Pseudotrochalus propinquus

Scientific classification
- Kingdom: Animalia
- Phylum: Arthropoda
- Clade: Pancrustacea
- Class: Insecta
- Order: Coleoptera
- Suborder: Polyphaga
- Infraorder: Scarabaeiformia
- Family: Scarabaeidae
- Genus: Pseudotrochalus
- Species: P. propinquus
- Binomial name: Pseudotrochalus propinquus Moser, 1916

= Pseudotrochalus propinquus =

- Genus: Pseudotrochalus
- Species: propinquus
- Authority: Moser, 1916

Species of beetle

Pseudotrochalus propinquus is a species of beetle of the family Scarabaeidae.

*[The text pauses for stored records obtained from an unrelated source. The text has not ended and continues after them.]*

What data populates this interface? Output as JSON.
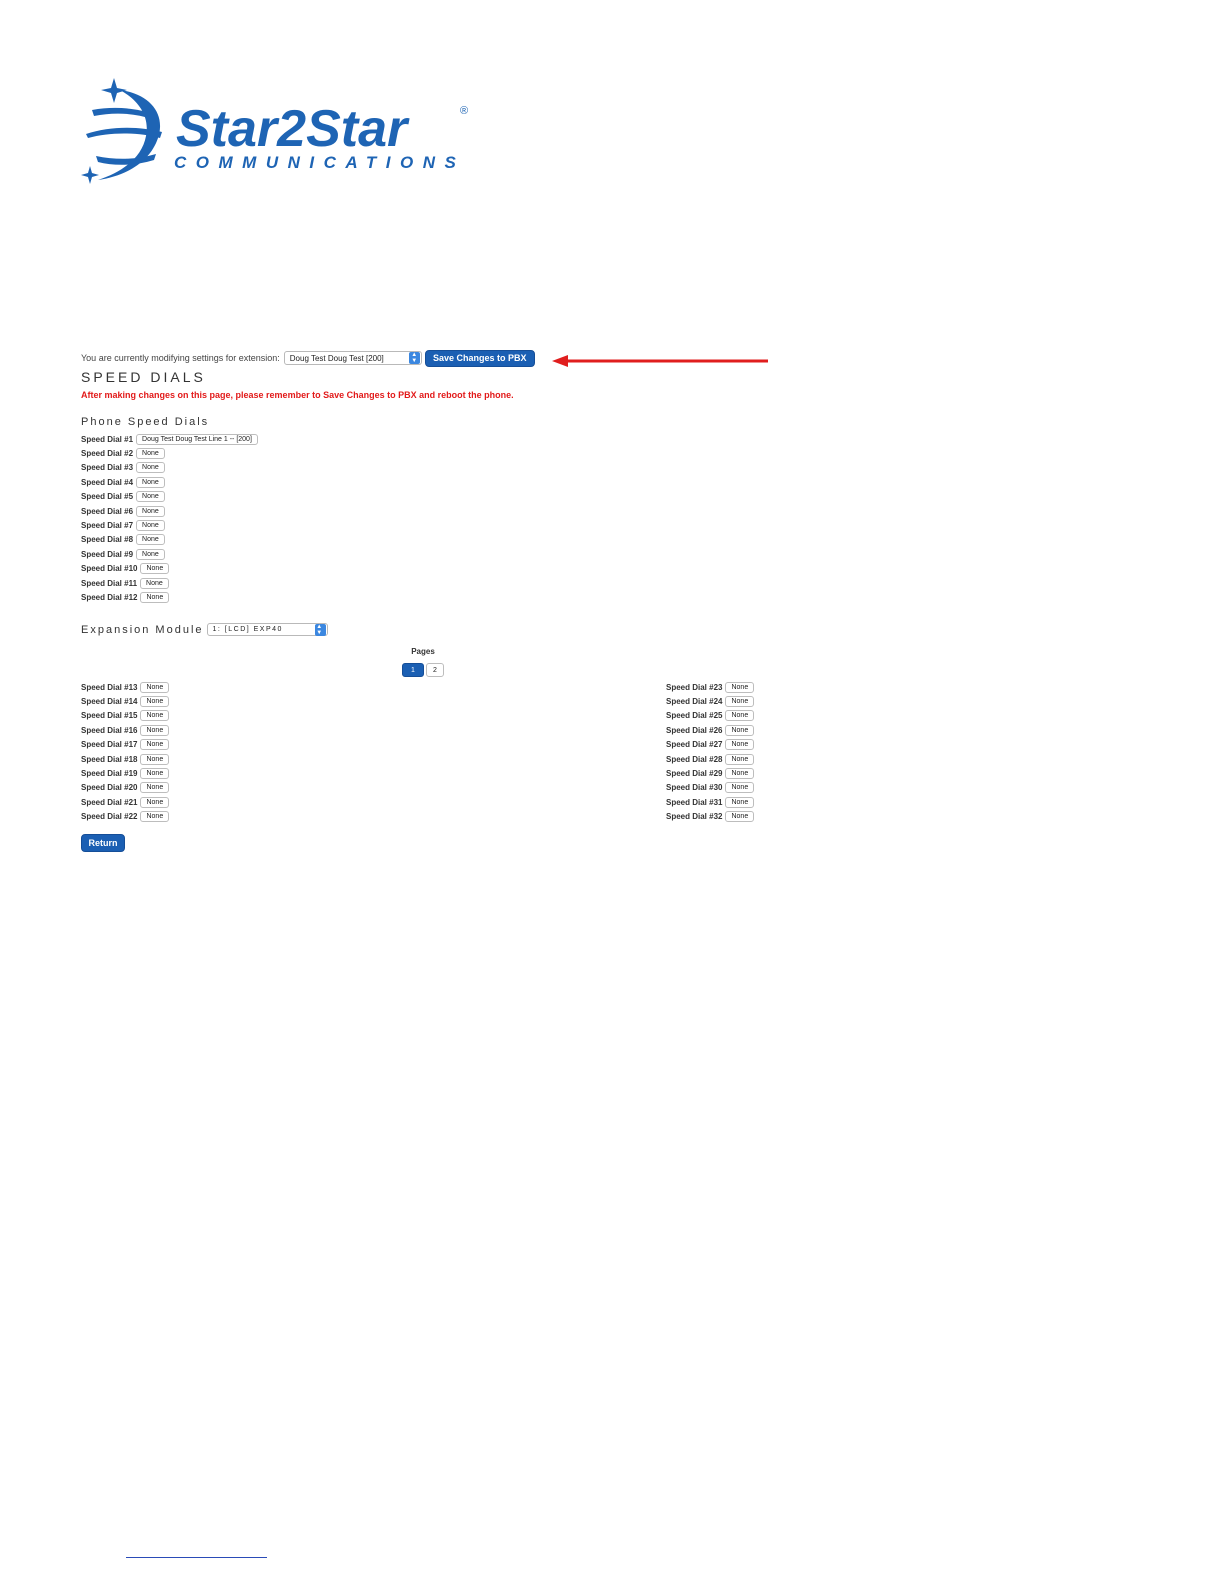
{
  "brand": {
    "name": "Star2Star",
    "tagline": "COMMUNICATIONS",
    "registered": "®",
    "color": "#1e64b4"
  },
  "extension_bar": {
    "prefix": "You are currently modifying settings for extension:",
    "selected_extension": "Doug Test Doug Test [200]",
    "save_label": "Save Changes to PBX"
  },
  "annotation": {
    "arrow_color": "#e01e1e"
  },
  "page": {
    "title": "SPEED DIALS",
    "warning": "After making changes on this page, please remember to Save Changes to PBX and reboot the phone."
  },
  "phone_speed_dials": {
    "title": "Phone Speed Dials",
    "items": [
      {
        "label": "Speed Dial #1",
        "value": "Doug Test Doug Test Line 1 -- [200]"
      },
      {
        "label": "Speed Dial #2",
        "value": "None"
      },
      {
        "label": "Speed Dial #3",
        "value": "None"
      },
      {
        "label": "Speed Dial #4",
        "value": "None"
      },
      {
        "label": "Speed Dial #5",
        "value": "None"
      },
      {
        "label": "Speed Dial #6",
        "value": "None"
      },
      {
        "label": "Speed Dial #7",
        "value": "None"
      },
      {
        "label": "Speed Dial #8",
        "value": "None"
      },
      {
        "label": "Speed Dial #9",
        "value": "None"
      },
      {
        "label": "Speed Dial #10",
        "value": "None"
      },
      {
        "label": "Speed Dial #11",
        "value": "None"
      },
      {
        "label": "Speed Dial #12",
        "value": "None"
      }
    ]
  },
  "expansion_module": {
    "label": "Expansion Module",
    "selected": "1: [LCD] EXP40",
    "pages_label": "Pages",
    "pages": [
      "1",
      "2"
    ],
    "active_page": "1",
    "left_column": [
      {
        "label": "Speed Dial #13",
        "value": "None"
      },
      {
        "label": "Speed Dial #14",
        "value": "None"
      },
      {
        "label": "Speed Dial #15",
        "value": "None"
      },
      {
        "label": "Speed Dial #16",
        "value": "None"
      },
      {
        "label": "Speed Dial #17",
        "value": "None"
      },
      {
        "label": "Speed Dial #18",
        "value": "None"
      },
      {
        "label": "Speed Dial #19",
        "value": "None"
      },
      {
        "label": "Speed Dial #20",
        "value": "None"
      },
      {
        "label": "Speed Dial #21",
        "value": "None"
      },
      {
        "label": "Speed Dial #22",
        "value": "None"
      }
    ],
    "right_column": [
      {
        "label": "Speed Dial #23",
        "value": "None"
      },
      {
        "label": "Speed Dial #24",
        "value": "None"
      },
      {
        "label": "Speed Dial #25",
        "value": "None"
      },
      {
        "label": "Speed Dial #26",
        "value": "None"
      },
      {
        "label": "Speed Dial #27",
        "value": "None"
      },
      {
        "label": "Speed Dial #28",
        "value": "None"
      },
      {
        "label": "Speed Dial #29",
        "value": "None"
      },
      {
        "label": "Speed Dial #30",
        "value": "None"
      },
      {
        "label": "Speed Dial #31",
        "value": "None"
      },
      {
        "label": "Speed Dial #32",
        "value": "None"
      }
    ]
  },
  "actions": {
    "return_label": "Return"
  }
}
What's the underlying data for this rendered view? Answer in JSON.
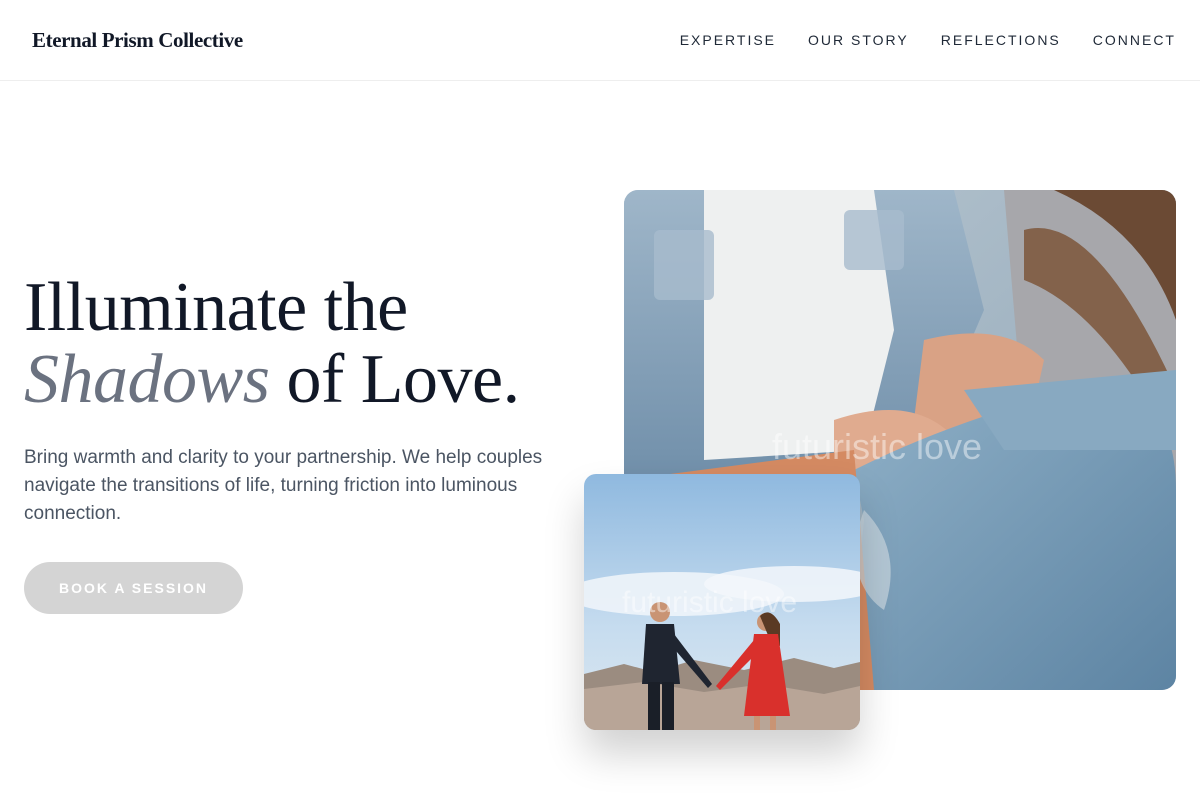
{
  "brand": {
    "name": "Eternal Prism Collective"
  },
  "nav": {
    "items": [
      {
        "label": "EXPERTISE"
      },
      {
        "label": "OUR STORY"
      },
      {
        "label": "REFLECTIONS"
      },
      {
        "label": "CONNECT"
      }
    ]
  },
  "hero": {
    "headline_line1": "Illuminate the",
    "headline_italic": "Shadows",
    "headline_rest": " of Love.",
    "subtitle": "Bring warmth and clarity to your partnership. We help couples navigate the transitions of life, turning friction into luminous connection.",
    "cta_label": "BOOK A SESSION"
  },
  "images": {
    "main_watermark": "futuristic love",
    "small_watermark": "futuristic love"
  },
  "colors": {
    "text_dark": "#111827",
    "text_muted": "#6b7280",
    "body_text": "#4b5563",
    "cta_bg": "#d4d4d4"
  }
}
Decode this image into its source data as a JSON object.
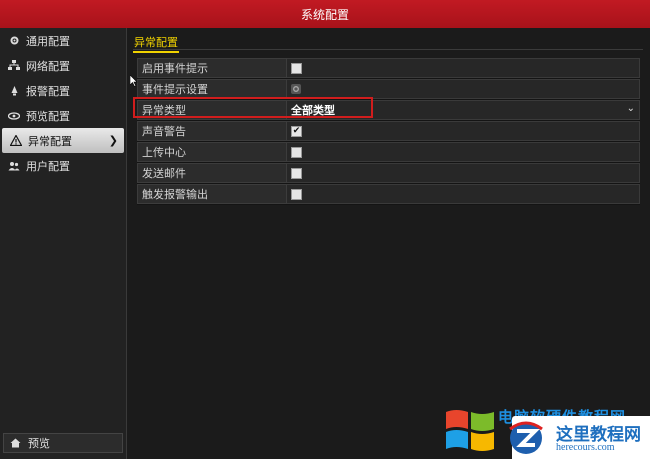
{
  "window": {
    "title": "系统配置"
  },
  "sidebar": {
    "items": [
      {
        "label": "通用配置",
        "icon": "gear-icon"
      },
      {
        "label": "网络配置",
        "icon": "network-icon"
      },
      {
        "label": "报警配置",
        "icon": "alarm-icon"
      },
      {
        "label": "预览配置",
        "icon": "eye-icon"
      },
      {
        "label": "异常配置",
        "icon": "warning-icon",
        "active": true
      },
      {
        "label": "用户配置",
        "icon": "users-icon"
      }
    ],
    "bottom_label": "预览"
  },
  "main": {
    "tab": "异常配置",
    "rows": [
      {
        "label": "启用事件提示",
        "type": "checkbox",
        "checked": false
      },
      {
        "label": "事件提示设置",
        "type": "button"
      },
      {
        "label": "异常类型",
        "type": "select",
        "value": "全部类型"
      },
      {
        "label": "声音警告",
        "type": "checkbox",
        "checked": true
      },
      {
        "label": "上传中心",
        "type": "checkbox",
        "checked": false
      },
      {
        "label": "发送邮件",
        "type": "checkbox",
        "checked": false
      },
      {
        "label": "触发报警输出",
        "type": "checkbox",
        "checked": false
      }
    ]
  },
  "watermark": {
    "line1": "电脑软硬件教程网",
    "line2": "这里教程网",
    "line3": "herecours.com"
  },
  "colors": {
    "titlebar": "#b5161f",
    "tab_accent": "#f0d200",
    "highlight": "#d11d1d",
    "watermark_blue": "#1e6fbf"
  }
}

It is found in the Democratic Republic of the Congo.

==Description==
Adults reach a length of about 7–8 mm. The upper surface is dull, with a faint silky sheen. The head and pronotum are blackish-green or greenish-brown, while the elytra are reddish-brown or black. The underside is brown or blackish-brown with a greenish sheen. The antennae are reddish-yellow. The pronotum has fairly dense punctation and have setae on the lateral margins. The elytra have rows of punctures, with the intervals sparsely covered with tiny bristle-bearing punctures.